Gizem: Üstümden bina kadar yük kalktı!

Yazının Giriş Tarihi: 02.11.2019 06:00
Yazının Güncellenme Tarihi: 02.11.2019 06:00

Bulgaristan Türk'ü Gizem, Yaren ve Lütfiye kardeşlerin vatansızlık çilesi nihayet bitti ve Türkiye Cumhuriyeti vatandaşı oldular.

İçişleri Bakanlığı'nın yaptığı inceleme sonrasında oluşturduğu 'istisnai vatandaşlık' talebi, Cumhurbaşkanı Recep Tayyip Erdoğan'ın imzasıyla onaylandı ve önceki gün Gizem, Yaren ve Lütfiye kardeşlere bildirim yapıldı...
Konuyla ilgili iki yazı yazmıştım... Biri 1 Ağustos 2019 tarihli gazetemizde "Bu çileye son verin" manşetiyle; diğeri ise 7 Ağustos 2019'da "İlk işim eğitim almak olacak" başlığı ile yayımlanmıştı. Dün ise yine Gizem, Yaren ve Lütfiye kardeşler gazetemizin manşetindeydi. Bu defa da "Vatandaşlık Sevinci" başlığı ile...
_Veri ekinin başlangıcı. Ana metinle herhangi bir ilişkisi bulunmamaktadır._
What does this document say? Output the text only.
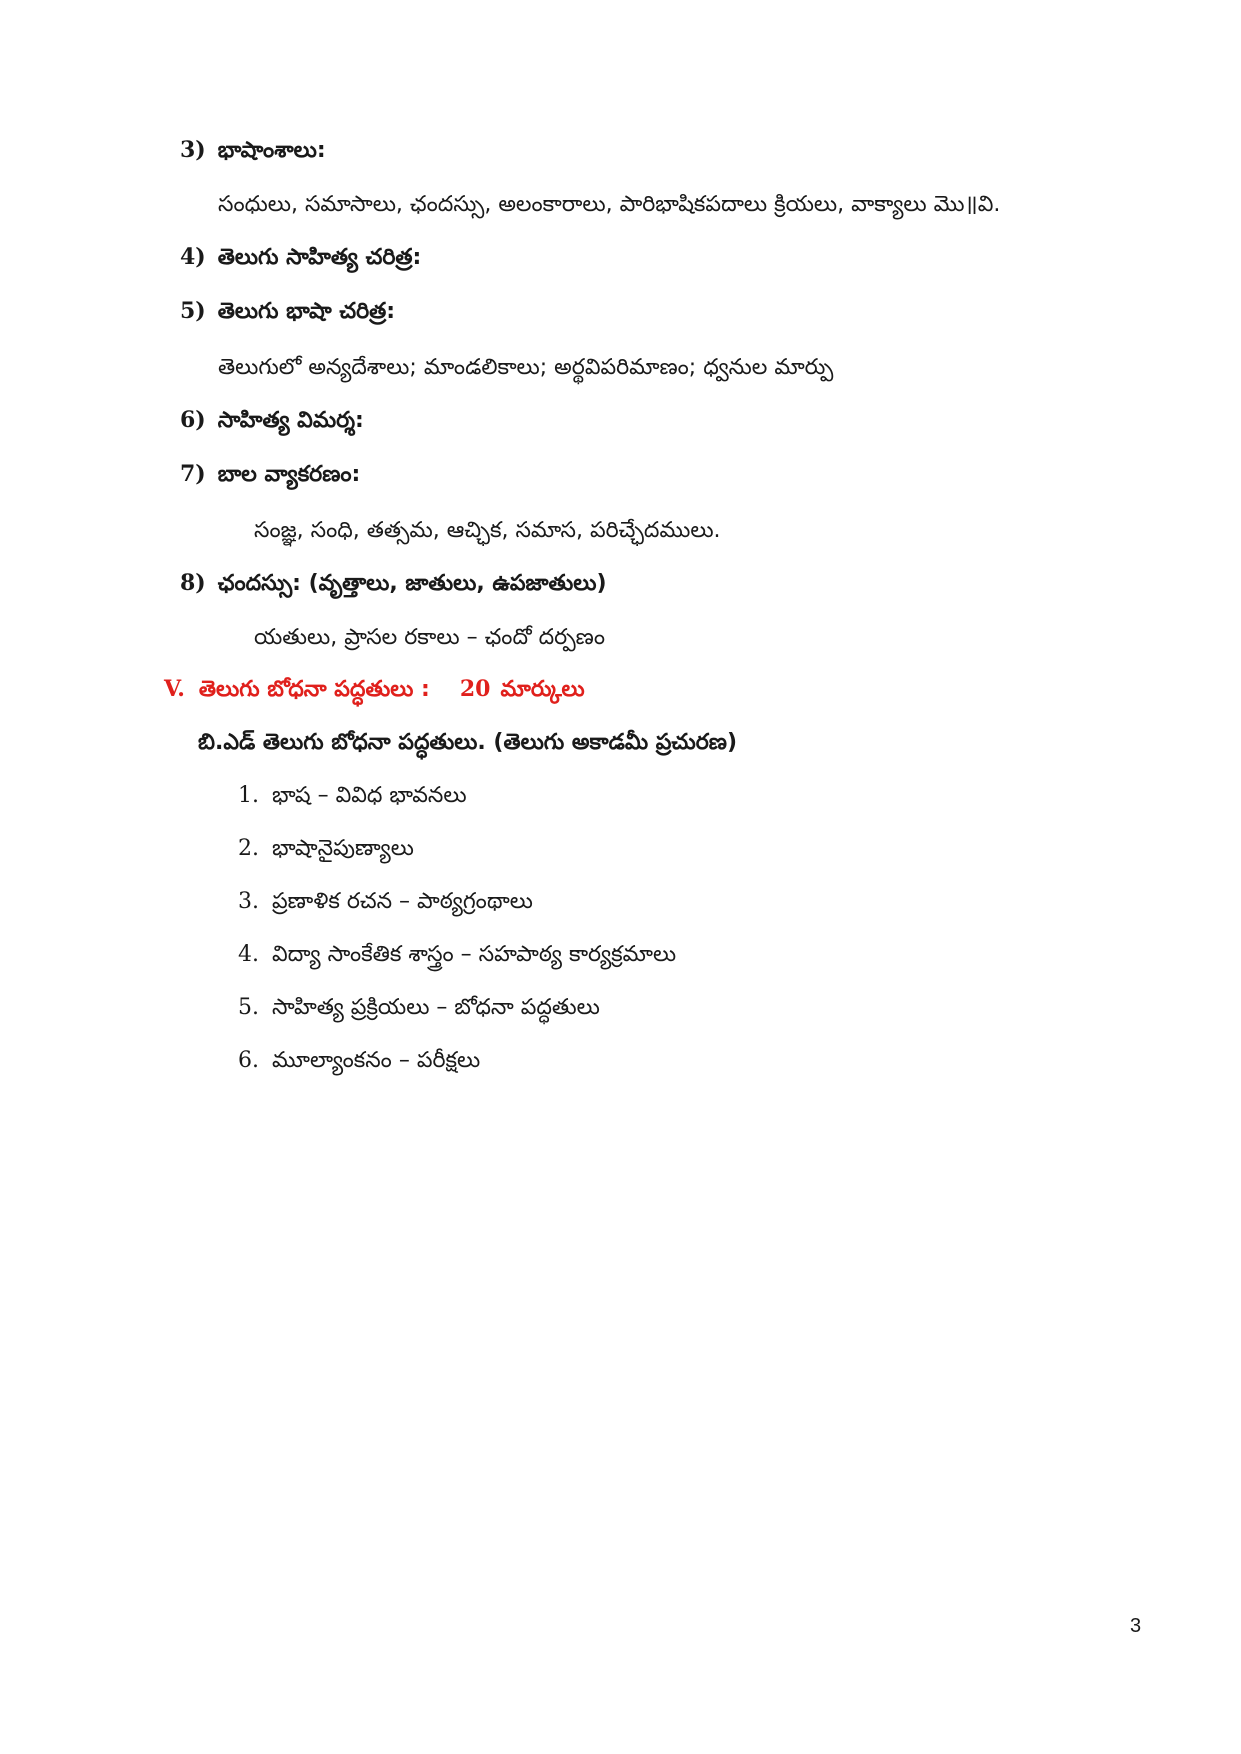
3) భాషాంశాలు:
సంధులు, సమాసాలు, ఛందస్సు, అలంకారాలు, పారిభాషికపదాలు క్రియలు, వాక్యాలు మొ॥వి.
4) తెలుగు సాహిత్య చరిత్ర:
5) తెలుగు భాషా చరిత్ర:
తెలుగులో అన్యదేశాలు; మాండలికాలు; అర్థవిపరిమాణం; ధ్వనుల మార్పు
6) సాహిత్య విమర్శ:
7) బాల వ్యాకరణం:
సంజ్ఞ, సంధి, తత్సమ, ఆచ్ఛిక, సమాస, పరిచ్ఛేదములు.
8) ఛందస్సు: (వృత్తాలు, జాతులు, ఉపజాతులు)
యతులు, ప్రాసల రకాలు – ఛందో దర్పణం
V. తెలుగు బోధనా పద్ధతులు : 20 మార్కులు
బి.ఎడ్ తెలుగు బోధనా పద్ధతులు. (తెలుగు అకాడమీ ప్రచురణ)
1. భాష – వివిధ భావనలు
2. భాషానైపుణ్యాలు
3. ప్రణాళిక రచన – పాఠ్యగ్రంథాలు
4. విద్యా సాంకేతిక శాస్త్రం – సహపాఠ్య కార్యక్రమాలు
5. సాహిత్య ప్రక్రియలు – బోధనా పద్ధతులు
6. మూల్యాంకనం – పరీక్షలు
3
Dün Gizem ile konuştum; daha önceki görüşmemizde "Kimlik aldığında ne yapacaksın?"diye sormuştum...

İlk kurduğu cümle şöyleydi:

 "Eğitimimi tamamlayacağım..." 

Üç kız kardeş de kimlikleri olmadığı için okula gidememişti, ama zekiydiler, kendi imkânlarıyla okuma yazma öğrenmişlerdi.

Gizem dünkü konuşmamızda da söze "Şu anda Halk Eğitim Merkezi kapısındayım. İlkokul 3'e gidiyorum" diyerek başladı...

Mutluluk ve coşku dolu bir sesle anlatmayı sürdürdü:

"Sigortalı bir iş bakıyorum..."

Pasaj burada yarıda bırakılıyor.